There are two disadvantages to this approach.

  1. As with many stateless algorithms, you pay in machinepower. In this case, the queries to discover the shortest-possible URL are quite expensive compared to O(1) lookups. (The query to discover a record given a URL remains cheap.)

  2. Deleting record A in the above example will cause twos.dev/users/a to point to B, rather than to 404 as a user might expect. You can work around this by choosing to soft-delete records whenever you would normally hard-delete them.

Why use UUIDs?

There are a few of reasons you might want to use UUIDs as primary keys over numeric IDs.

So you don't expose how many records you have

Using auto-incrementing numeric IDs means anyone can discover roughly how many users/articles/customers/etc. you have.

Even if you replace URL IDs with something else you are probably still leaking IDs without realizing it, as many Rails constructs (e.g. form_with) will insert IDs into your HTML.

IDs serve an important role and you should not feel afraid of using them anywhere. But with auto-incrementing numeric IDs you could be inadvertently sharing information about e.g. the success of a product to a competitor or bad actor.

Because you're working with distributed systems

When using numeric IDs in distributed systems, you may have several layers of services waiting on the ID-generating service to finish before they can act further on it, such as waiting on a user object to be created before they update another service with details about the user.
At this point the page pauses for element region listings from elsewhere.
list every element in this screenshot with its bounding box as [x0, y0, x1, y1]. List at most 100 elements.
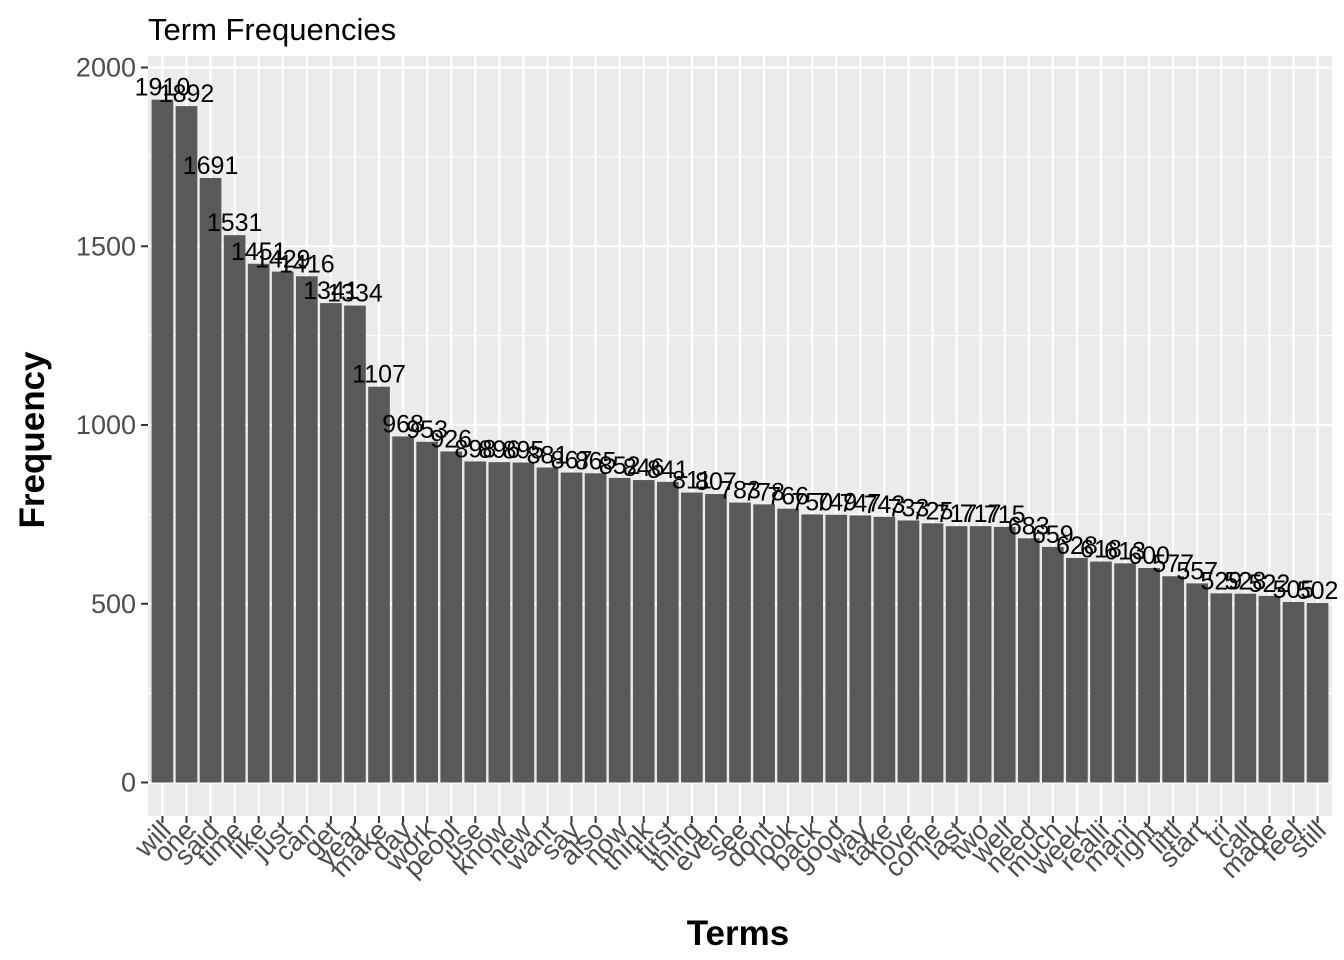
bar-first — [656, 481, 679, 783]
data-label-can: 1416 — [279, 250, 335, 278]
bar-mani — [1114, 563, 1136, 783]
data-label-also: 865 — [575, 447, 617, 475]
bars — [151, 99, 1329, 783]
data-label-said: 1691 — [183, 152, 239, 180]
bar-dont — [753, 504, 775, 783]
bar-year — [344, 305, 366, 783]
data-label-take: 743 — [864, 491, 906, 519]
bar-realli — [1090, 561, 1112, 783]
data-label-much: 659 — [1032, 521, 1074, 549]
data-label-work: 953 — [406, 416, 448, 444]
y-tick-label: 500 — [91, 589, 136, 619]
bar-know — [488, 462, 511, 783]
bar-way — [849, 515, 872, 783]
bar-right — [1138, 568, 1160, 783]
bar-come — [921, 523, 944, 783]
data-label-realli: 618 — [1080, 536, 1122, 564]
data-label-come: 725 — [912, 497, 954, 525]
data-label-two: 717 — [960, 500, 1002, 528]
bar-look — [777, 508, 799, 783]
data-label-even: 807 — [695, 468, 737, 496]
data-label-use: 898 — [454, 435, 496, 463]
bar-good — [825, 514, 848, 783]
bar-littl — [1162, 576, 1184, 783]
bar-need — [1017, 538, 1040, 783]
bar-work — [416, 441, 438, 783]
bar-see — [729, 502, 751, 783]
bar-time — [223, 235, 246, 783]
bar-day — [392, 436, 414, 783]
data-label-want: 881 — [527, 442, 569, 470]
data-label-mani: 613 — [1104, 537, 1146, 565]
data-label-know: 896 — [478, 436, 520, 464]
data-label-last: 717 — [936, 500, 978, 528]
data-label-dont: 778 — [743, 478, 785, 506]
bar-even — [705, 493, 727, 783]
bar-use — [464, 461, 487, 783]
y-axis: 0 500 1000 1500 2000 — [76, 53, 148, 798]
data-label-time: 1531 — [207, 209, 263, 237]
data-label-first: 841 — [647, 456, 689, 484]
bar-like — [247, 263, 270, 783]
data-label-one: 1892 — [159, 80, 215, 108]
data-label-will: 1910 — [135, 74, 191, 102]
bar-new — [512, 462, 535, 783]
data-label-way: 747 — [839, 489, 881, 517]
bar-still — [1306, 603, 1329, 783]
bar-made — [1258, 595, 1281, 783]
bar-week — [1066, 557, 1088, 783]
x-axis: willonesaidtimelikejustcangetyearmakeday… — [128, 815, 1332, 884]
bar-can — [296, 276, 318, 783]
data-label-feel: 505 — [1273, 576, 1315, 604]
data-label-still: 502 — [1297, 577, 1339, 605]
bar-last — [945, 526, 968, 783]
data-label-new: 895 — [503, 437, 545, 465]
data-label-littl: 577 — [1152, 550, 1194, 578]
data-label-make: 1107 — [352, 361, 406, 389]
bar-peopl — [440, 451, 463, 783]
bar-two — [969, 526, 992, 783]
bar-call — [1234, 593, 1257, 783]
bar-love — [897, 520, 920, 783]
data-label-get: 1341 — [303, 277, 359, 305]
data-label-good: 749 — [815, 489, 857, 517]
data-label-tri: 529 — [1200, 567, 1242, 595]
data-label-think: 846 — [623, 454, 665, 482]
bar-make — [368, 386, 390, 783]
bar-think — [632, 480, 655, 783]
y-axis-title: Frequency — [13, 351, 52, 529]
y-tick-label: 0 — [121, 768, 136, 798]
data-label-peopl: 926 — [430, 425, 472, 453]
data-label-well: 715 — [984, 501, 1026, 529]
bar-start — [1186, 583, 1209, 783]
bar-also — [584, 473, 607, 783]
data-label-year: 1334 — [327, 280, 383, 308]
data-label-week: 628 — [1056, 532, 1098, 560]
data-label-start: 557 — [1176, 557, 1218, 585]
x-axis-title: Terms — [687, 914, 789, 953]
data-label-see: 783 — [719, 477, 761, 505]
data-label-right: 600 — [1128, 542, 1170, 570]
data-label-like: 1451 — [231, 238, 287, 266]
bar-thing — [681, 492, 703, 783]
data-label-just: 1429 — [255, 246, 311, 274]
bar-back — [801, 514, 824, 783]
bar-feel — [1282, 601, 1305, 783]
data-label-day: 968 — [382, 410, 424, 438]
data-label-love: 733 — [888, 494, 930, 522]
bar-want — [536, 467, 559, 783]
y-tick-label: 1500 — [76, 231, 136, 261]
bar-will — [151, 99, 174, 783]
bar-said — [199, 177, 222, 783]
data-label-made: 522 — [1249, 570, 1291, 598]
data-label-call: 528 — [1225, 568, 1267, 596]
bar-say — [560, 472, 583, 783]
bar-one — [175, 106, 198, 783]
bar-much — [1042, 546, 1064, 783]
data-label-look: 766 — [767, 483, 809, 511]
data-label-say: 867 — [551, 447, 593, 475]
data-label-need: 683 — [1008, 512, 1050, 540]
bar-take — [873, 516, 896, 783]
When using UUIDs the consuming service can generate the UUID itself, and simultaneously tell all the appropriate services the relevant details about it. This does not depend on one service to finish creating the record first, therefore the creation is faster and resilient to partial outages.
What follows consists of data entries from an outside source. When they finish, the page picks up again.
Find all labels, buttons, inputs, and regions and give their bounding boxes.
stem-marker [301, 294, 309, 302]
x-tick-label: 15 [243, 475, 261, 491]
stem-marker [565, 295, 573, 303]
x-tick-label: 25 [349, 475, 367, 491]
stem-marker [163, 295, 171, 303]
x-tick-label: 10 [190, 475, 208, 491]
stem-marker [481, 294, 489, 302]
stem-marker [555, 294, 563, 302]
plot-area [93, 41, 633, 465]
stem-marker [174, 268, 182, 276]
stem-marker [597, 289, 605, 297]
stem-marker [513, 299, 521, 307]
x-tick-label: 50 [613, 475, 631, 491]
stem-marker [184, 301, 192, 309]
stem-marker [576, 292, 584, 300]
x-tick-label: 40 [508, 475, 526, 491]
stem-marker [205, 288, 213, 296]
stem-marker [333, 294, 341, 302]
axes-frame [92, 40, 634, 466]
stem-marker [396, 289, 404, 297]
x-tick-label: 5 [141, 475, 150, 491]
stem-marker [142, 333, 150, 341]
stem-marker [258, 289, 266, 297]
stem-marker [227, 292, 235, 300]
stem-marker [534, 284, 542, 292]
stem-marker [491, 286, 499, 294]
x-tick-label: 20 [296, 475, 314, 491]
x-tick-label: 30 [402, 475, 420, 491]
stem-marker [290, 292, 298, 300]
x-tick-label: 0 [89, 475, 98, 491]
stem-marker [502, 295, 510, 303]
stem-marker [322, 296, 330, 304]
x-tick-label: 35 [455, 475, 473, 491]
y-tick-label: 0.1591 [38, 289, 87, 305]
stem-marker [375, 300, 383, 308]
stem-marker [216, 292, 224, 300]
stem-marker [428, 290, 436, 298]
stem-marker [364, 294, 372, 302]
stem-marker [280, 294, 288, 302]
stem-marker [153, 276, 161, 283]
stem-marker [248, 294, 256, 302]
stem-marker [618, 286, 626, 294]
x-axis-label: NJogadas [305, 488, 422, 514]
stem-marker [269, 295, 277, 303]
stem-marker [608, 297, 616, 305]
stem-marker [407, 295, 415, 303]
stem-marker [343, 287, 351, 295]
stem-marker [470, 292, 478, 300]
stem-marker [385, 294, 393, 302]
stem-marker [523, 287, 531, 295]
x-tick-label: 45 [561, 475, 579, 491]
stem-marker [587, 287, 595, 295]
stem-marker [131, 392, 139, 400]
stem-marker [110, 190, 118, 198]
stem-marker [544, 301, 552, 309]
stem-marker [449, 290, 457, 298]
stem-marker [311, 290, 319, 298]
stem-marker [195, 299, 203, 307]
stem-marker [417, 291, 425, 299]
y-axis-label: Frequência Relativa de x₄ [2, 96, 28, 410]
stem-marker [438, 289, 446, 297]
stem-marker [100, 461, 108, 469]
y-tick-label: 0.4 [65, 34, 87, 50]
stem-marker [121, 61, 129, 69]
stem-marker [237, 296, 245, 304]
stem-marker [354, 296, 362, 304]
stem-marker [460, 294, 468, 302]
Because you're working with high-throughput systems

When using numeric IDs, each ID must be exactly the previous ID plus 1. If the ID-generating service has very high throughput, performing this operation in a concurrent-safe way can become a bottleneck, as each request must wait for all previous requests to be served.

When using UUIDs, ID generation can be parallelized as no one request depends on any previous request's state.

What if I am already serving production traffic with full UUIDs in URLs?

Existing links that use full UUIDs will not be broken. Because of the algorithm FriendlyUUID uses to lengthen shortened UUIDs, a full-length UUID is still considered a valid shortening of itself.

This means that after installing FriendlyUUID, each resource may have multiple valid URLs. Rails URL helpers will behave correctly and always return the same canonical short URL, but if there are full-form links in the wild (like on Twitter) that you want to be canonicalized you can optionally decide to forward them:

class UsersController < ApplicationController
  before_action :canonicalize_path, only: [:show, :edit]

  # ...

  private

  def canonicalize_path
    canonical_path = user_path(@user)
    redirect_to canonical_path if canonical_path != request.fullpath
  end
end

Whether or not you take this step, no links will be broken by adding FriendlyUUID to your app.